Press Review 8 June 2005

9 Mar 2009

Press Review 8 June 2005

The launching of a training session for the staff who will be in charge of voters' identification and census and debate over the change of government scheduled for 30 June make the headlines of today's local press.
'The Independent Electoral Commission known as CEI has officially launched a three-day training session for census takers,' La Référence Plus reports, adding that 'the training session was scheduled for 7-9 June 2005,' the paper adds.

According to La Tempête des Tropiques, '900 people are part of the first group to undergo this training. Two other groups will be respectively trained on June 9 and June 12,' L'Avenir writes, indicating, 'Altogether there will be 4 sessions.' CEI will have therefore trained '3600 census takers for 1143 identification and registration centres' for Kinshasa alone.

The headlines in La Tempête des Tropiques read: 'Elections: Voters' identification and registration pose an overlapping problem likely to endanger the electoral process.'

Le Potentiel wonders whether the political parties would be able to embark on the process. The paper says, 'political parties are behaving as if the deadline for the electoral process could last for years.'

In the meantime, political debates focus on the 30 June. L'Avenir refers to 'Government's assessment' and writes, 'incompetent ministers in a state of uncertainty.' The paper says, 'Government's assessment due to start on Thursday 9 June' comes as a surprise for 'the ministers who thought they would escape their components or entities' assessment by using all sorts of schemes.'

La Référence Plus publishes Vital Kamerhe, Secretary General of the PPRD led by President Kabila interview suggesting that 'components give some ministerial posts to UDPS,' on the grounds that 'a new impulse must be impacted to Government action,' Mr. Kamerhe declares to La Référence Plus.

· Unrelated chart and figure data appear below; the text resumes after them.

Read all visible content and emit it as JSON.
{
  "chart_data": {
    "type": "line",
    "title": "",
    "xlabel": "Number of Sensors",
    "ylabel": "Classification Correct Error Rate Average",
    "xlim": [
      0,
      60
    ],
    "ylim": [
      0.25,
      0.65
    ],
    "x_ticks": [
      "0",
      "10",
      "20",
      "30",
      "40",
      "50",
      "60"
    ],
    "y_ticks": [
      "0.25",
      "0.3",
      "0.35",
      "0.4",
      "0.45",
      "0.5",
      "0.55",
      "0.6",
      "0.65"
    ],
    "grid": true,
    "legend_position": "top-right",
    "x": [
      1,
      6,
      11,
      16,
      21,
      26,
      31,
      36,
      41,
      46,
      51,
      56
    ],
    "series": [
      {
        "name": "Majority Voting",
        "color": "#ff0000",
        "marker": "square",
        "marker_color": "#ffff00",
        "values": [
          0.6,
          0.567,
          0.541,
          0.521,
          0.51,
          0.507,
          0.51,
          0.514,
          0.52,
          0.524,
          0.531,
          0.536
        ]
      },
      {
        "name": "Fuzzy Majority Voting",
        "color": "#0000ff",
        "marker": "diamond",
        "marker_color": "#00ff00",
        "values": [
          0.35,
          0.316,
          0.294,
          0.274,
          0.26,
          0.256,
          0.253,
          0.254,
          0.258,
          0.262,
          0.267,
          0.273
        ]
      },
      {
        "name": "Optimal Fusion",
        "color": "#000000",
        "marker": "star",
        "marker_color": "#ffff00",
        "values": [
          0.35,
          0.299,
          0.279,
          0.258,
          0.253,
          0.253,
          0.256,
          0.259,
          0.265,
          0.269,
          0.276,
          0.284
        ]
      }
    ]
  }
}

La Tempête des Tropiques reports the position of a 'former students' fellowship' requiring 'a political alternance on 30 June' putting forward the names of personalities likely to run the institutions.

This morning's press also comments on the reaction of FDLR leader after his troops attacked FARDC position. 'FDLR accuses the kinyarwanda-speaking troops of FARDC,' La Tempête des Tropiques says. For the paper, 'the rebel chief has denounced a segment of the regular army, notably the kinyarwanda-speaking who received orders from Kigali to prevent FDLR combatants from returning to Rwanda.'

Le Potentiel quotes FDLR leader as certifying, 'Some FARDC troops are working in collaboration with Kigali and have no interest in seeing the FDLR-initiated process materializing.'

Moreover, Le Palmarès publishes an interview by Honoré Ngbanda, former special adviser to Mobutu who declared, 'I have evidence that Kinshasa is infiltrated by Rwandan commando whose mission is to eliminate the Congolese elite on 30 June, and pin the responsibility on the demonstrators. Mobutu's Chief Intelligence Officer relates this to the rumour on the purchase of machetes by Congolese people. 'It is Rwandans who are used to such practices of killing one another with machetes,' he says, urging Kinshasa's residents 'to be vigilant' for the 'Trojan horse is already in town,' Le Palmarès writes.